화학공학소재연구정보센터
Fuel, Vol.242, 649-663, 2019
Modeling temperature-based oil-water relative permeability by integrating advanced intelligent models with grey wolf optimization: Application to thermal enhanced oil recovery processes
Relative permeability is an indispensable parameter that is involved in many sensitive tasks related to reservoir studies. Due to this fact, there is increasing interest about methods that can accurately capture the temperature effect on relative permeability. As the existing empirical methods suffer from inaccuracies and the experimental methods are expensive and time consuming, developing accurate, rapid, and inexpensive model is inevitable to determine temperature-dependent oil/water relative permeability. In this paper, we propose various intelligent approaches to predict the effect of temperature on relative permeability in the oil/water systems (K-ro and K-rw). These approaches are based on two machine-learning methods: least square support vector machine (LSSVM) and radial basis neural network (RBFNN), coupled with four metaheuristic algorithms including particle swarm optimization (PSO), genetic algorithm (GA), differential evolution (DE) and grey wolf optimization (GWO).
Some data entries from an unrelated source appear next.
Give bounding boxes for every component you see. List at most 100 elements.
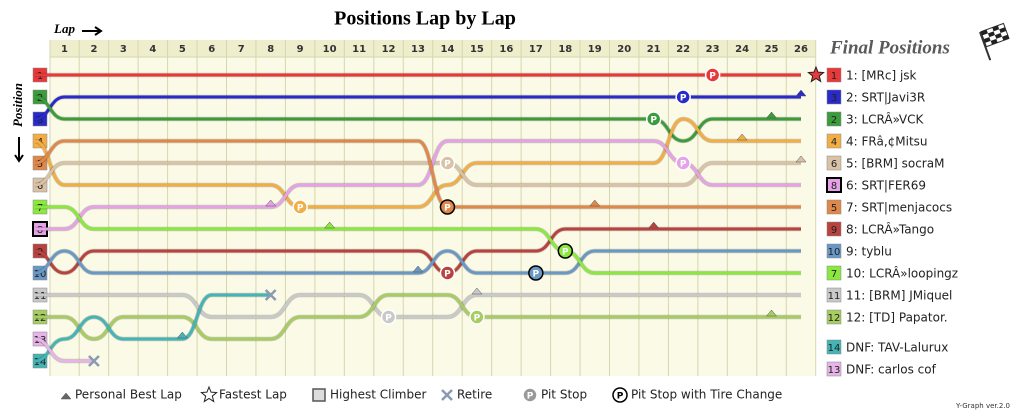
x-tick-label: 5 xyxy=(179,44,186,55)
final-grid-number: 1 xyxy=(831,71,837,82)
legend-icon-circle xyxy=(612,387,628,403)
final-row: 6 5: [BRM] socraM xyxy=(826,155,944,171)
legend-label: Personal Best Lap xyxy=(75,388,182,402)
x-tick-label: 12 xyxy=(382,44,396,55)
series-line xyxy=(34,337,94,363)
x-tick-label: 15 xyxy=(470,44,484,55)
final-grid-box xyxy=(826,89,842,105)
legend-entry: 9: tyblu xyxy=(846,245,892,259)
final-grid-number: 4 xyxy=(831,137,837,148)
pit-stop-circle xyxy=(439,155,456,171)
y-tick-label: 5 xyxy=(37,159,43,170)
legend-icon xyxy=(441,389,453,401)
final-row: 10 9: tyblu xyxy=(826,243,892,259)
legend-icon: P xyxy=(612,387,628,403)
pit-stop: P xyxy=(380,309,397,325)
tire-pit-stop-circle xyxy=(439,199,456,215)
final-grid-number: 8 xyxy=(831,181,837,192)
chart-title: Positions Lap by Lap xyxy=(334,8,516,30)
final-grid-box xyxy=(826,287,842,303)
y-tick-label: 3 xyxy=(37,115,43,126)
final-grid-number: 9 xyxy=(831,225,837,236)
legend-entry: 1: [MRc] jsk xyxy=(846,69,917,83)
x-tick-label: 23 xyxy=(706,44,720,55)
pit-stop-circle xyxy=(704,67,721,83)
personal-best-marker xyxy=(589,199,601,207)
legend-entry: 10: LCRÂ»loopingz xyxy=(846,266,958,281)
personal-best-marker xyxy=(265,199,277,207)
legend-entry: 4: FRâ,¢Mitsu xyxy=(846,135,928,149)
tire-pit-stop-circle xyxy=(528,265,544,281)
pit-stop-symbol: P xyxy=(474,314,481,324)
x-tick-label: 4 xyxy=(149,44,156,55)
pit-stop-symbol: P xyxy=(709,72,716,82)
final-grid-number: 11 xyxy=(828,291,841,302)
x-tick-label: 16 xyxy=(499,44,513,55)
final-row: 2 3: LCRÂ»VCK xyxy=(826,112,925,127)
legend-label: Pit Stop xyxy=(541,388,587,402)
final-grid-number: 7 xyxy=(831,269,837,280)
series-line xyxy=(34,293,271,363)
final-row: 5 7: SRT|menjacocs xyxy=(826,199,952,215)
final-grid-box xyxy=(826,155,842,171)
legend-icon xyxy=(200,385,218,403)
series-line xyxy=(35,205,801,275)
x-tick-label: 8 xyxy=(267,44,274,55)
legend-icon-symbol: P xyxy=(617,392,624,402)
x-tick-label: 18 xyxy=(558,44,572,55)
final-grid-box xyxy=(826,265,842,281)
x-tick-label: 24 xyxy=(735,44,749,55)
tire-pit-stop-symbol: P xyxy=(533,270,540,280)
tire-pit-stop-symbol: P xyxy=(444,204,451,214)
final-grid-number: 10 xyxy=(828,247,841,258)
pit-stop: P xyxy=(292,199,308,215)
personal-best-marker xyxy=(766,309,778,317)
pit-stop-symbol: P xyxy=(385,314,392,324)
x-tick-label: 6 xyxy=(208,44,215,55)
legend-entry: 12: [TD] Papator. xyxy=(846,311,948,325)
final-grid-box xyxy=(826,339,842,355)
pit-stop-symbol: P xyxy=(444,160,451,170)
pit-stop: P xyxy=(469,309,485,325)
final-row: 1 1: [MRc] jsk xyxy=(826,67,917,83)
personal-best-marker xyxy=(176,331,188,339)
x-tick-label: 1 xyxy=(61,44,68,55)
legend-entry: 7: SRT|menjacocs xyxy=(846,201,952,215)
final-row: 9 8: LCRÂ»Tango xyxy=(826,222,934,237)
x-tick-label: 13 xyxy=(411,44,425,55)
pit-stop-symbol: P xyxy=(680,94,687,104)
x-tick-label: 2 xyxy=(90,44,97,55)
legend-entry: 3: LCRÂ»VCK xyxy=(846,112,925,127)
final-row: 12 12: [TD] Papator. xyxy=(826,309,948,325)
pit-stop-circle xyxy=(675,89,691,105)
final-grid-box xyxy=(826,243,842,259)
final-grid-number: 14 xyxy=(828,343,841,354)
y-axis-arrow xyxy=(14,137,24,163)
legend-entry: DNF: TAV-Lalurux xyxy=(846,341,948,355)
final-grid-box xyxy=(826,67,842,83)
tire-pit-stop-symbol: P xyxy=(562,248,569,258)
retire-marker xyxy=(88,355,100,367)
personal-best-marker xyxy=(766,111,778,119)
tire-pit-stop: P xyxy=(557,243,574,259)
legend-entry: 11: [BRM] JMiquel xyxy=(846,289,952,303)
pit-stop: P xyxy=(439,155,456,171)
pit-stop: P xyxy=(675,89,691,105)
final-row: 8 6: SRT|FER69 xyxy=(826,177,926,193)
legend-entry: 6: SRT|FER69 xyxy=(846,179,926,193)
legend-icon-symbol: P xyxy=(527,392,534,402)
final-row: 7 10: LCRÂ»loopingz xyxy=(826,265,958,281)
x-tick-label: 3 xyxy=(120,44,127,55)
pit-stop-circle xyxy=(292,199,308,215)
x-tick-label: 22 xyxy=(676,44,690,55)
pit-stop-symbol: P xyxy=(444,270,451,280)
tire-pit-stop-circle xyxy=(557,243,574,259)
final-row: 13 DNF: carlos cof xyxy=(826,361,937,377)
final-grid-number: 6 xyxy=(831,159,837,170)
personal-best-marker xyxy=(795,155,807,163)
y-axis-label: Position xyxy=(10,83,25,127)
x-tick-label: 17 xyxy=(529,44,543,55)
legend-label: Pit Stop with Tire Change xyxy=(631,388,782,402)
series-line xyxy=(34,95,801,143)
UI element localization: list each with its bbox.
A large database including 1223 experimental points collected from published literature and some Algerian fields is employed to establish and test the models with the following inputs: absolute permeability, water saturation, reservoir temperature, water viscosity, and oil viscosity. The obtained results revealed that the proposed models can predict the temperature-based oil/water relative permeability with very satisfactory accuracy. Furthermore, graphical and statistical error analyses illustrated that RBFNN-GWO model outperforms the existing correlations and the other established hybridization-based models in predicting both K,, and K, where RBFNN-GWO showed overall determination coefficients (R-2) of 0.9997 and 0.9996, average absolute relative deviations (AARDs%) of 3.4056 and 5.8663, and root mean squared errors (RMSEs) of 0.0073 and 0.0048 for Kr-o and K-rw, respectively. Finally, outliers detection using the Leverage approach confirmed that the proposed RBFNN-GWO model is statistically valid, where only 1.69% and 1.39% of the K-ro and K-rw data points, respectively, may be regarded as doubtful data.